🤖 AI Summary
Assessing reliability of electric vehicle (EV) charging systems under novel or rare threats—such as overheating, extreme weather, and cyberattacks—remains challenging due to insufficient historical data and the inadequacy of conventional models relying on strong distributional assumptions.
Method: This paper proposes a probabilistic modeling framework grounded in the Principle of Maximum Entropy (PME) and constrained optimization, enabling unbiased estimation of system failure risk under data scarcity while avoiding reliance on extensive historical records or restrictive parametric assumptions.

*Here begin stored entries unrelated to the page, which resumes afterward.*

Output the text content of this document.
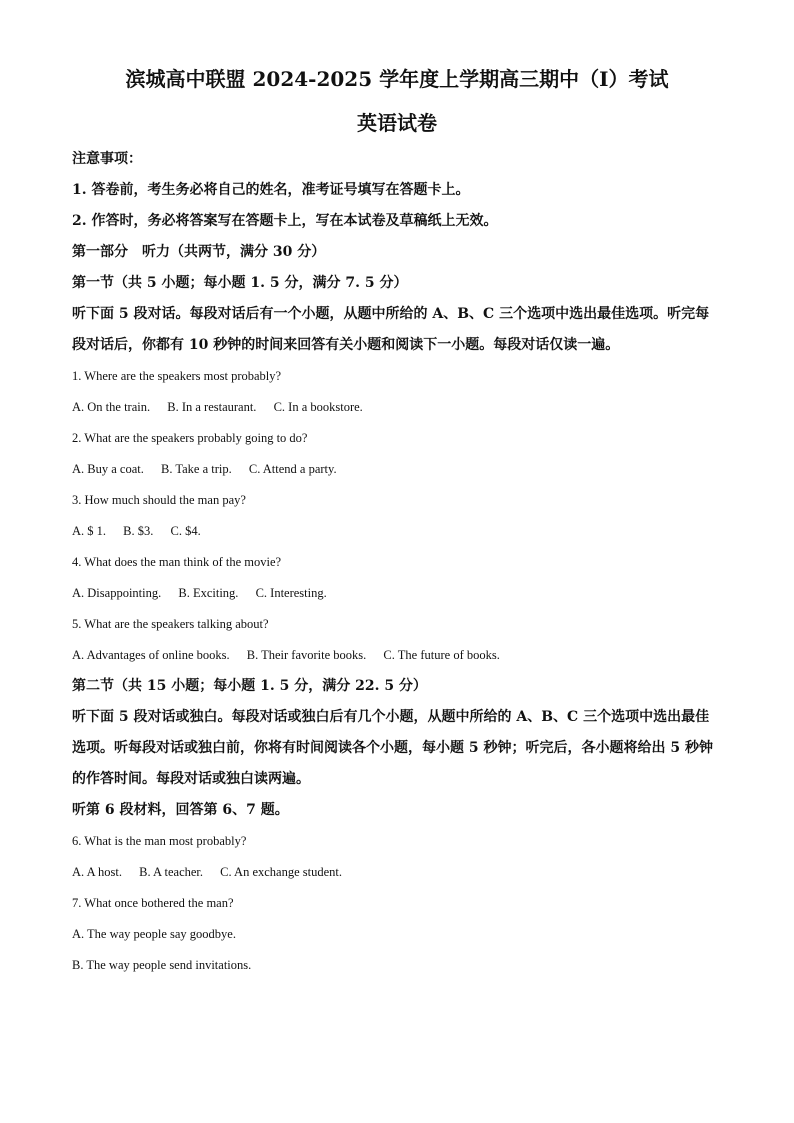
滨城高中联盟 2024-2025 学年度上学期高三期中（I）考试
英语试卷

注意事项：

1. 答卷前，考生务必将自己的姓名，准考证号填写在答题卡上。

2. 作答时，务必将答案写在答题卡上，写在本试卷及草稿纸上无效。

第一部分　听力（共两节，满分 30 分）

第一节（共 5 小题；每小题 1. 5 分，满分 7. 5 分）

听下面 5 段对话。每段对话后有一个小题，从题中所给的 A、B、C 三个选项中选出最佳选项。听完每段对话后，你都有 10 秒钟的时间来回答有关小题和阅读下一小题。每段对话仅读一遍。

1. Where are the speakers most probably?

A. On the train. B. In a restaurant. C. In a bookstore.

2. What are the speakers probably going to do?

A. Buy a coat. B. Take a trip. C. Attend a party.

3. How much should the man pay?

A. $ 1. B. $3. C. $4.

4. What does the man think of the movie?

A. Disappointing. B. Exciting. C. Interesting.

5. What are the speakers talking about?

A. Advantages of online books. B. Their favorite books. C. The future of books.

第二节（共 15 小题；每小题 1. 5 分，满分 22. 5 分）

听下面 5 段对话或独白。每段对话或独白后有几个小题，从题中所给的 A、B、C 三个选项中选出最佳选项。听每段对话或独白前，你将有时间阅读各个小题，每小题 5 秒钟；听完后，各小题将给出 5 秒钟的作答时间。每段对话或独白读两遍。

听第 6 段材料，回答第 6、7 题。

6. What is the man most probably?

A. A host. B. A teacher. C. An exchange student.

7. What once bothered the man?

A. The way people say goodbye.

B. The way people send invitations.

Contribution/Results: The approach uncovers, for the first time, a cascading mechanism whereby localized minor stress events trigger abrupt reliability degradation; establishes a quantifiable inverse relationship between uncertainty and reliability; and identifies network-level tipping points in critical components (e.g., grid infrastructure). It accurately captures the nonlinear impact of stress accumulation on reliability and demonstrates cross-domain transferability—successfully extended to smart grids, medical devices, and logistics networks—providing a verifiable mathematical foundation for resilience-oriented decision-making under high uncertainty.
📝 Abstract
This paper addresses the critical challenge of estimating the reliability of an Electric Vehicle (EV) charging systems when facing risks such as overheating, unpredictable, weather, and cyberattacks. Traditional methods for predicting failures often rely on past data or limiting assumptions, making them ineffective for new or less common threats that results in failure. To solve this issue, we utilize the Principle of Maximum Entropy (PME), a statistical tool that estimates risks even with limited information. PME works by balancing known constraints to create an unbiased predictions without guessing missing details. Using the EV charging ecosystem as a case study, we show how PME models stress factors responsible for failure. Our findings reveal a critical insight: even minor, localized stress events can trigger disproportionately large drops in overall system reliability, similar to a domino effect. The our PME model demonstrates how high-impact components, such as the power grid, are more likely to fail as stress accumulates, creating network-wide tipping points. Beyond EVs, this approach applies to any complex system with incomplete data, such as smart grids, healthcare devices, or logistics networks. By mathematically establishing an inverse relationship between uncertainty (entropy) and reliability, our work quantifies how greater system unpredictability directly degrades robustness. This offers a universal tool to improve decision-making under unpredictable conditions. This work bridges advanced mathematics with real-world engineering, providing actionable insights for policymakers and industries to build safer, more efficient systems in our increasingly connected world.